UNP election defeats

‘If you are getting a replacement, the next person should be far better than anyone. It could be all three of them and even people like us. We are also part and parcel of the UNP. Nobody can disregard that.’

However, he is clearly not a megalomaniac. ‘It would be naive to overestimate ourselves,’ he said, when asked by the same journalist if he considered himself up to the job, ‘when we know what we are up against.’

An obvious realist, he said he thought that the UNP requires a strong collective leadership to face the ‘politically streetwise’ President Mahinda Rajapaksa. A backhanded compliment to add to humour - he is obviously more fearful of the President than vice versa.

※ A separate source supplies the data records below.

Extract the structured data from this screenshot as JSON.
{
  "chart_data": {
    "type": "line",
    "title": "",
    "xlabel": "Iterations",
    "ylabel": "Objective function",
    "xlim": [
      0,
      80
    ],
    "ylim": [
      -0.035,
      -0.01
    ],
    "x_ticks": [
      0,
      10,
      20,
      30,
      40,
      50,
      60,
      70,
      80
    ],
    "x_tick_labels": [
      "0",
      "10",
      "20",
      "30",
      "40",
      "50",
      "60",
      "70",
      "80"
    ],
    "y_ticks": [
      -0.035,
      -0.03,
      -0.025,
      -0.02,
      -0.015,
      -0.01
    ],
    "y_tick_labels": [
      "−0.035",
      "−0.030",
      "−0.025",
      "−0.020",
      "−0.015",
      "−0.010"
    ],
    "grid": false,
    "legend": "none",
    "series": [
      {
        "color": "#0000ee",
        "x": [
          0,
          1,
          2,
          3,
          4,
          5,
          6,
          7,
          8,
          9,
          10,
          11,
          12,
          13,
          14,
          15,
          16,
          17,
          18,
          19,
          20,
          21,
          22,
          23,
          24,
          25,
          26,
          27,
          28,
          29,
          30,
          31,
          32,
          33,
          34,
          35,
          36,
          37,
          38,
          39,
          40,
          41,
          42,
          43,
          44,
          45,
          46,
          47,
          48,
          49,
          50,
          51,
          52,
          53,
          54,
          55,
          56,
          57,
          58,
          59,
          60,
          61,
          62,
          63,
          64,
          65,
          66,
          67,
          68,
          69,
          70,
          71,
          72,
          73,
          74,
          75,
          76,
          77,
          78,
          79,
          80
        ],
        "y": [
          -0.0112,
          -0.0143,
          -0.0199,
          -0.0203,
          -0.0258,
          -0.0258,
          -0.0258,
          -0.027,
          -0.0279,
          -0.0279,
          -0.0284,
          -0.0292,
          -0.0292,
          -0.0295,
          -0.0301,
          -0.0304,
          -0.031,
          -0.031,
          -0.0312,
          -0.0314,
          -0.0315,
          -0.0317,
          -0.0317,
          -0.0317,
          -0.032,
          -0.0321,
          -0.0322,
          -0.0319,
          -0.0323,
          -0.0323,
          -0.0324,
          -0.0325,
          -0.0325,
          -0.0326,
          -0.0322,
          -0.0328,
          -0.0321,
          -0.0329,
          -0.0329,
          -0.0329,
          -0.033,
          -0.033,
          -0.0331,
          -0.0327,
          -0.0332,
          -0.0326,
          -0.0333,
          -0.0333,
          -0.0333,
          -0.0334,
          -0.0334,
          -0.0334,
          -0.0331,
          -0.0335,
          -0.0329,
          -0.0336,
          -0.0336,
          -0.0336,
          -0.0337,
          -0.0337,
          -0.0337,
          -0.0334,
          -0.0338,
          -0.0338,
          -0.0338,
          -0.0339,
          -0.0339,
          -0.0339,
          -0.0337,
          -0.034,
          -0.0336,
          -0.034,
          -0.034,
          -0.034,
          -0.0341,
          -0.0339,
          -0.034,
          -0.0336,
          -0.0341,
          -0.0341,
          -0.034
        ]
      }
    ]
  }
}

The clowning around didn’t stop there. When asked about the string of UNP election defeats, he replied that ‘the SLFP would have lost 50 elections before coming into power’.

‘Would have’ is the appropriate, operative phrase here. As every schoolchild knows, elections were few and far between in 17 years of UNP rule. The SLFP ‘would have lost’ 50 elections - had they been held!

Vote rigging

And even the freeness and fairness of the ones that did take place was questioned. There were allegations of vote rigging, of ballot-box stuffing and of impersonation on a grand scale.

After all, in 1982 the SLFP candidate for President, Hector Kobbekaduwa, went to the polling booth only to find his own ballot had been cast for him. Peter Keuneman, the long-serving, famous Communist former MP for Colombo Central, had the same experience.

The infamous referendum of 1982 was questioned by none other than the Commissioner of Elections himself. A record for Sri Lanka.

It is of course possible that Ravi’s brave words about the UPFA’s fear were meant to bolster confidence in his party’s chances in the forthcoming Local Government elections. They may have been intended to prove his loyalty to and faith in his party.

For all is not well between the UNP in Colombo and Ravi.

He has been accused of deleting the names of loyalists of Sajith Premadasa, opposition leader to the Opposition Leader, from the UNP list for the Colombo Municipal elections.

Obscure names like Ariyaratna Santiago, Ramya Rajapaksa and Wilfred Dias are being bandied about as having been included or excluded from the list.

Or perhaps Karunanayake is only living up to the pagliaccio’s words in the aria ‘Vesti la giubba’:

‘... laugh, clown, so the crowd will cheer!.